Bigger and Better

The recent amalgamation of the Melkbos Care Centre, Melkbos Community Centre and Kids for Care will have a ripple effect. It will impact on lives beyond those of the 120 needy children from Olive Close, Varkplaas and other surrounding farms in the care of this organisation. For the organisers this is about more than charity.

It’s about building better lives. It’s about not sending out more broken people into the world,’ says Karen Dreyer, Director: Fundraising and Networking of the NPO (Melkbos Care Centre).

A year of planning
The three organisations spent last year planning their amalgamation. A flurry of physical work followed during December. During that time Melkbos Care Centre moved into the offices of the ACVV in Robben Road. The building’s interior was revamped. Existing classes were enlarged. Dry walls were removed and walls were given a fresh coat of paint. The ACVV staff in turn moved into what used to be the Melkbos Care Centre’s premises at 1-9th Avenue Melkbosstrand.

Where does the money go?
Amalgamation means greater cohesion and more efficient fund-raising. Apart from the funds generated by the ‘Koop en Gee Winkel,’ (that operates from the NG Church’s grounds), and the Lotto’s donation of R60 000, all other funds have to be raised. It’s a big task. The R60 000 donation from the Lotto, for instance, covers only the salaries of the teachers for one month.

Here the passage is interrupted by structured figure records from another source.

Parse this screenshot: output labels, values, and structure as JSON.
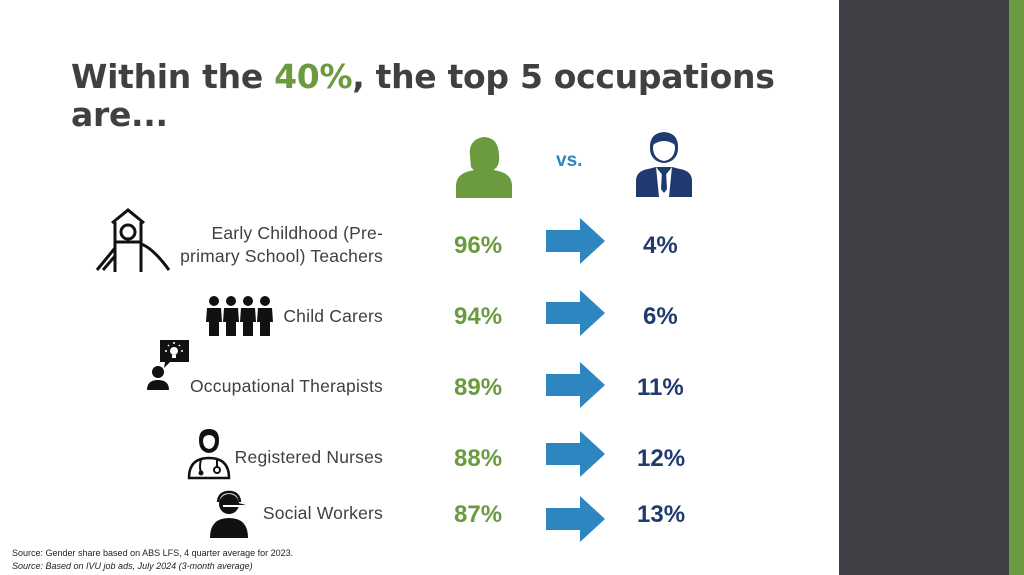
{
  "title": {
    "before": "Within the ",
    "highlight": "40%",
    "after": ", the top 5 occupations are..."
  },
  "comparison": {
    "vs_label": "vs."
  },
  "occupations": [
    {
      "label_line1": "Early Childhood (Pre-",
      "label_line2": "primary School) Teachers",
      "female": "96%",
      "male": "4%",
      "icon": "playground-slide-icon"
    },
    {
      "label": "Child Carers",
      "female": "94%",
      "male": "6%",
      "icon": "group-of-people-icon"
    },
    {
      "label": "Occupational Therapists",
      "female": "89%",
      "male": "11%",
      "icon": "person-with-idea-icon"
    },
    {
      "label": "Registered Nurses",
      "female": "88%",
      "male": "12%",
      "icon": "nurse-icon"
    },
    {
      "label": "Social Workers",
      "female": "87%",
      "male": "13%",
      "icon": "person-with-headset-icon"
    }
  ],
  "sources": {
    "line1": "Source: Gender share based on ABS LFS, 4 quarter average for 2023.",
    "line2": "Source: Based on IVU job ads, July 2024 (3-month average)"
  },
  "colors": {
    "female": "#6b9a3f",
    "male": "#1f3a6e",
    "arrow": "#2e86c1",
    "sidebar": "#3e4045"
  }
}
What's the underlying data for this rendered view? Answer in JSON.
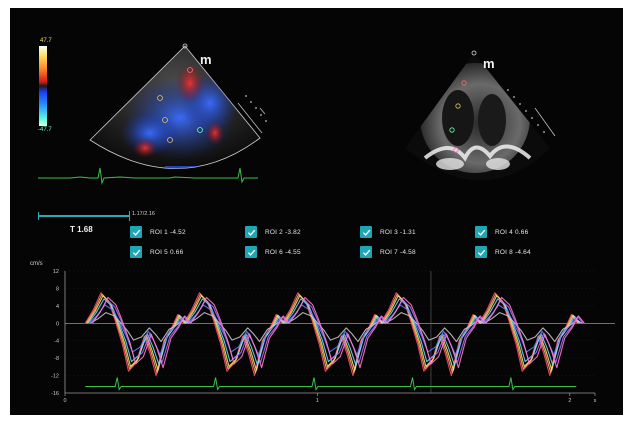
{
  "colorbar": {
    "max_label": "47.7",
    "min_label": "-47.7"
  },
  "sector_marker_left": "m",
  "sector_marker_right": "m",
  "time_readout": "T 1.68",
  "frame_readout": "1.17/2.16",
  "rois": [
    {
      "label": "ROI 1",
      "value": "-4.52",
      "checked": true
    },
    {
      "label": "ROI 2",
      "value": "-3.82",
      "checked": true
    },
    {
      "label": "ROI 3",
      "value": "-1.31",
      "checked": true
    },
    {
      "label": "ROI 4",
      "value": "0.66",
      "checked": true
    },
    {
      "label": "ROI 5",
      "value": "0.66",
      "checked": true
    },
    {
      "label": "ROI 6",
      "value": "-4.55",
      "checked": true
    },
    {
      "label": "ROI 7",
      "value": "-4.58",
      "checked": true
    },
    {
      "label": "ROI 8",
      "value": "-4.64",
      "checked": true
    }
  ],
  "chart_data": {
    "type": "line",
    "ylabel": "cm/s",
    "ylim": [
      -16,
      12
    ],
    "yticks": [
      "12",
      "8",
      "4",
      "0",
      "-4",
      "-8",
      "-12",
      "-16"
    ],
    "xticks": [
      "0",
      "1",
      "2",
      "s"
    ],
    "xlim": [
      0,
      2.1
    ],
    "grid": true,
    "beats": 5,
    "series_colors": [
      "#ff4a6e",
      "#ffb066",
      "#f2e66a",
      "#6ed6ff",
      "#5a7dff",
      "#c8c8c8",
      "#b06aff",
      "#ff7ad0"
    ],
    "waveform_template": {
      "phase": [
        0.0,
        0.08,
        0.16,
        0.24,
        0.3,
        0.38,
        0.44,
        0.52,
        0.6,
        0.66,
        0.72,
        0.8,
        0.88,
        0.94,
        1.0
      ],
      "value": [
        0,
        3,
        7,
        5,
        1,
        -5,
        -11,
        -9,
        -3,
        -7,
        -12,
        -4,
        -1,
        2,
        0
      ]
    },
    "series_scale": [
      1.0,
      0.95,
      0.9,
      0.8,
      0.6,
      0.35,
      0.75,
      0.85
    ],
    "ecg_color": "#38c24a"
  },
  "colors": {
    "background": "#050505",
    "accent": "#1fa6b4",
    "axis": "#9a9a9a",
    "ecg": "#38c24a"
  }
}
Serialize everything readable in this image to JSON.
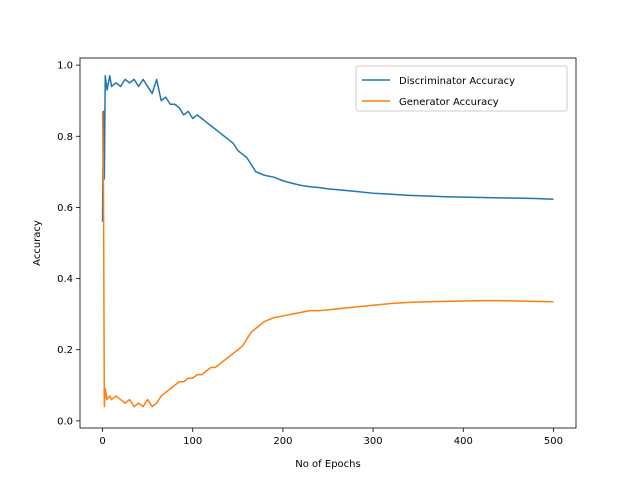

The organisation currently looks after 120 children. Of these, 60 children (aged three to six) are taught a curriculum by six trained teachers. It is a matter of pride that the principal has 33 years of experience teaching.

There are success stories. There’s the boy who attends Durbanville High School on a rugby bursary; who also sings in the school choir and gets good grades. There are the twins who have gone on to attend a vocational school in Riebeek West, and train respectively for a chef and hairdresser. Their hostel fees (R175 per month per individual) are paid by the organisation.

A breakfast of porridge is provided for some Van Riebeeckstrand Primary learners.
The “pap kombuis,” as it is called, is run by Melkbos Care Centre, and they also operate the shop that sells second hand school uniforms at the school.

The logic
“We don’t want to send out more broken people into the world,” Dreyer says. She explains that the “vulnerable children” in her care do not get help with their studies at home, nor are they supervised.

There is so much need. The parents of the 60 children who attend preschool are required to pay a monthly fee of R300. Not all of them can do this however. The amount covers their schooling from 8-1, lunch, and for those in need, after care until 5 pm. Children are given benchmark testing to evaluate their yearly progress, and whether they are ready to attend primary school.

“Nothing is for nothing”
Primary school pupils who attend the after care at no extra cost have supervised access to computers, the internet, and stationery. “We don’t give nothing for nothing,” Dreyer explains. Parents who can’t afford the R300 monthly fee are expected to make up by washing windows, cleaning, or working in the garden and tunnels on the grounds.

Dreams: They come to fruition. And there’s also a dream to set up a skills centre and upskill people. It’s another matter of faith, and it’s slowly and organically developing at this moment. Watch this space for information about it.